Chapter 29 - Chapter 29 – Harder than Stone

Year 1462 – Shersian Orphanage Yard

"Why are you glaring at a rock?" Rin asked.

Alaric didn't look away from the fist‑sized stone in front of him. "I'm not glaring. I'm… experimenting."

"You've been experimenting for ten minutes," she said. "If you stare at it any harder, it'll sprout legs and run away."

"That would be useful," he muttered.

They were in the back corner of the orphanage yard, half‑hidden by a patch of scrub and an old shed. Kellan was off helping Corwin haul firewood. Mira had vanished with a book somewhere quieter.

Alaric crouched and placed his palm lightly on the stone.

He'd been thinking about Confirma.

When he wrapped his aura around his own body, it made his muscles harder, faster. Corwin had said many knights also used Null strengthening on their weapons, simple things like, "Confirma ferrum meum, strengthen my blade."

But the Primer barely explained it, and most adults did it almost by habit, not understanding the structure.

Alaric wanted to see how far he could push the idea.

If aura can cling to my skin… can it cling to other things?

He closed his eyes.

"Confirma," he whispered.

The familiar tingle spread from his chest, but he guided it down his arm and out through his palm instead of along his muscles. He pictured it as a thin, invisible coat wrapping the rock.

It resisted. Aura wanted to stay close to his own body, like it knew who it belonged to. He forced it outward anyway, imagining he was stretching a tight cloth over the stone.

His hand began to tremble.

"Are you constipated?" Rin asked, genuinely concerned.

"Working," he grunted.

Bit by bit, the sensation changed. Instead of feeling aura hugging his palm, he felt it cling to something solid and rough, matching the rock's uneven surface.

It was strange. Wrong, almost. Like growing a new limb.

He opened his eyes.

The stone looked completely normal.

"Okay," he said, voice thin. "Hit it."

Rin brightened. "Finally, something fun." She grabbed another stone from the ground and hefted it. "If Corwin yells at us for breaking things, I'm blaming you."

"That's fair," Alaric said.

She swung.

The impact rang sharper than he expected. Tiny chips flaked off Rin's stone. The one under his hand… didn't even crack.

His focus wavered; he clenched his jaw and forced the aura to stay wrapped around it.

"Again," he said.

Rin obliged, enthusiasm rising. By the fifth strike, the stone in her hand had a web of fine fractures running through it. The "protected" rock only bore a few white scrape marks.

Alaric finally let go. The aura shell frayed and snapped back into him, leaving him suddenly light‑headed.

He sat back hard. "Okay.

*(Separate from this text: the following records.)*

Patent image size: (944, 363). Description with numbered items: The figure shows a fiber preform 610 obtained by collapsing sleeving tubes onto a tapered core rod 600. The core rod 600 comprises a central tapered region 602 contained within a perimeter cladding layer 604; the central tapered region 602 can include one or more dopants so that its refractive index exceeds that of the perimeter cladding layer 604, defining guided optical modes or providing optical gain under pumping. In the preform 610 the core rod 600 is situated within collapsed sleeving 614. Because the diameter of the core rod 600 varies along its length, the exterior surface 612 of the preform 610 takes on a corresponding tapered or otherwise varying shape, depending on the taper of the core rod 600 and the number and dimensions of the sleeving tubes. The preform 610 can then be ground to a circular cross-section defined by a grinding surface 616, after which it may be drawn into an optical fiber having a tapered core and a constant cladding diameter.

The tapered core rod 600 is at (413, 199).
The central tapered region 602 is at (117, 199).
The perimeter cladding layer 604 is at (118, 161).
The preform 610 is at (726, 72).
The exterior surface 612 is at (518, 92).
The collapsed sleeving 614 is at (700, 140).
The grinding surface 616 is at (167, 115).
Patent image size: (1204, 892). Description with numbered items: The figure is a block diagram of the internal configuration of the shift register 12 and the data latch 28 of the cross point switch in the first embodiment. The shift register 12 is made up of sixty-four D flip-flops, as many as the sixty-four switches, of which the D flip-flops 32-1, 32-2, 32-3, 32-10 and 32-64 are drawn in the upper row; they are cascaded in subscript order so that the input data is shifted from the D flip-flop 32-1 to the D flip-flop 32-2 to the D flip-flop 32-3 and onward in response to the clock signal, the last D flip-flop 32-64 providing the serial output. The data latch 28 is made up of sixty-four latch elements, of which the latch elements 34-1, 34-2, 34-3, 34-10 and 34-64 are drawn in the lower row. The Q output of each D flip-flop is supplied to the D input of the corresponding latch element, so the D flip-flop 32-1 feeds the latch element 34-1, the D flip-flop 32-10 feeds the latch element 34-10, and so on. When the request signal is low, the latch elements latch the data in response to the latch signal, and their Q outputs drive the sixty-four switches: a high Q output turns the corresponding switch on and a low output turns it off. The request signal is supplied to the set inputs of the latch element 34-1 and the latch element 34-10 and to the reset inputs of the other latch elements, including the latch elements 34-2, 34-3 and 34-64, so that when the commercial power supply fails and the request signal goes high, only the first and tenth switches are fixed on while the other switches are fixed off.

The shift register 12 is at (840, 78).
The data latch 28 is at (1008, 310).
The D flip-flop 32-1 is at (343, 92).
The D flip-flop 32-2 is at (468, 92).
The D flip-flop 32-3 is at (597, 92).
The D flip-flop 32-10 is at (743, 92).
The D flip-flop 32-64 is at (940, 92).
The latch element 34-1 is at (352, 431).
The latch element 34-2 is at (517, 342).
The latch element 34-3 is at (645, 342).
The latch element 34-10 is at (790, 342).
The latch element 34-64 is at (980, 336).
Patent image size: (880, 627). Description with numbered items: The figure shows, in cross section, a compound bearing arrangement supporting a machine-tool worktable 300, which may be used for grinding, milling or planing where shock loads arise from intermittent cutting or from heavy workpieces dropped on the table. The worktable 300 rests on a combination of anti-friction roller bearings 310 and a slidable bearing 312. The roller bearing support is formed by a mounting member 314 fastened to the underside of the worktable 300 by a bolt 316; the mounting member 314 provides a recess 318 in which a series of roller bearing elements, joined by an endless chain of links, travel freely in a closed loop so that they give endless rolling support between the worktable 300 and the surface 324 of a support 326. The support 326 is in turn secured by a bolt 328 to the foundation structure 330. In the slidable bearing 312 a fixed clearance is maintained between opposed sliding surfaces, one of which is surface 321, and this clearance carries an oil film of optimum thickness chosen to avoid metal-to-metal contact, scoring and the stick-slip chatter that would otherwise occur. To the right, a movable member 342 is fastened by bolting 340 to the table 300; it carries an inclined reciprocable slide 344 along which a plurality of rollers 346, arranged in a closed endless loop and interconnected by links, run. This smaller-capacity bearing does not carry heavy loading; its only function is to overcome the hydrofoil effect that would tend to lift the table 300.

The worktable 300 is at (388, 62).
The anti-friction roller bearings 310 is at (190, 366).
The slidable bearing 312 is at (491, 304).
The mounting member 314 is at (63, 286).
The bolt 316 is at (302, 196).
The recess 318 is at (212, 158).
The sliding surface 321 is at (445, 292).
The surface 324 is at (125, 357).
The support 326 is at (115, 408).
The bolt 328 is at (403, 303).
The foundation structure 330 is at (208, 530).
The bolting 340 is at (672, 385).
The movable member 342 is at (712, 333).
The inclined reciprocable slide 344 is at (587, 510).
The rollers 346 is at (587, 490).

That's… that's enough."

Rin stared at the intact stone, then at her cracked one. "You're cheating at rocks now. That should be illegal."

Alaric flexed his fingers. They tingled strangely, as if half‑asleep. "It's the same energy I use on my body. I just… pushed it off me instead of on me."

"And it hugged the rock instead?" Rin poked it cautiously. "Feels like a normal rock."

"It is a normal rock now," he said. "The aura's gone. But while it was there…"

He let the unfinished sentence hang.

While it was there, it had made the rock harder than it should have been.

Not quite what he glimpsed in his mind, the idea of mana so compressed it could shake molecules apart or lock them in place but it was a start. A hint that what wrapped his body could be used to wrap other things too.

Dangerous. Draining. Messy.

"You're going to end up putting that stuff on your sword, aren't you?" Rin said.

"Probably," he admitted.

"And your armor."

"Probably."

"And your fists, and rocks, and maybe Lia's head if she doesn't listen."

Alaric choked on a laugh. "I'm pretty sure Null aura on someone else is… not how blessings are supposed to work."

"Too late," Rin said smugly. "You're already a heretic in Corwin's eyes."

"Only a little," he said. "He still feeds me."

Rin tossed the cracked stone aside and dropped down next to him. "Just don't break yourself trying to turn everything into super‑rock, okay?"

"I'll try," Alaric said.

He rubbed his palm, feeling the last numb prickle fade.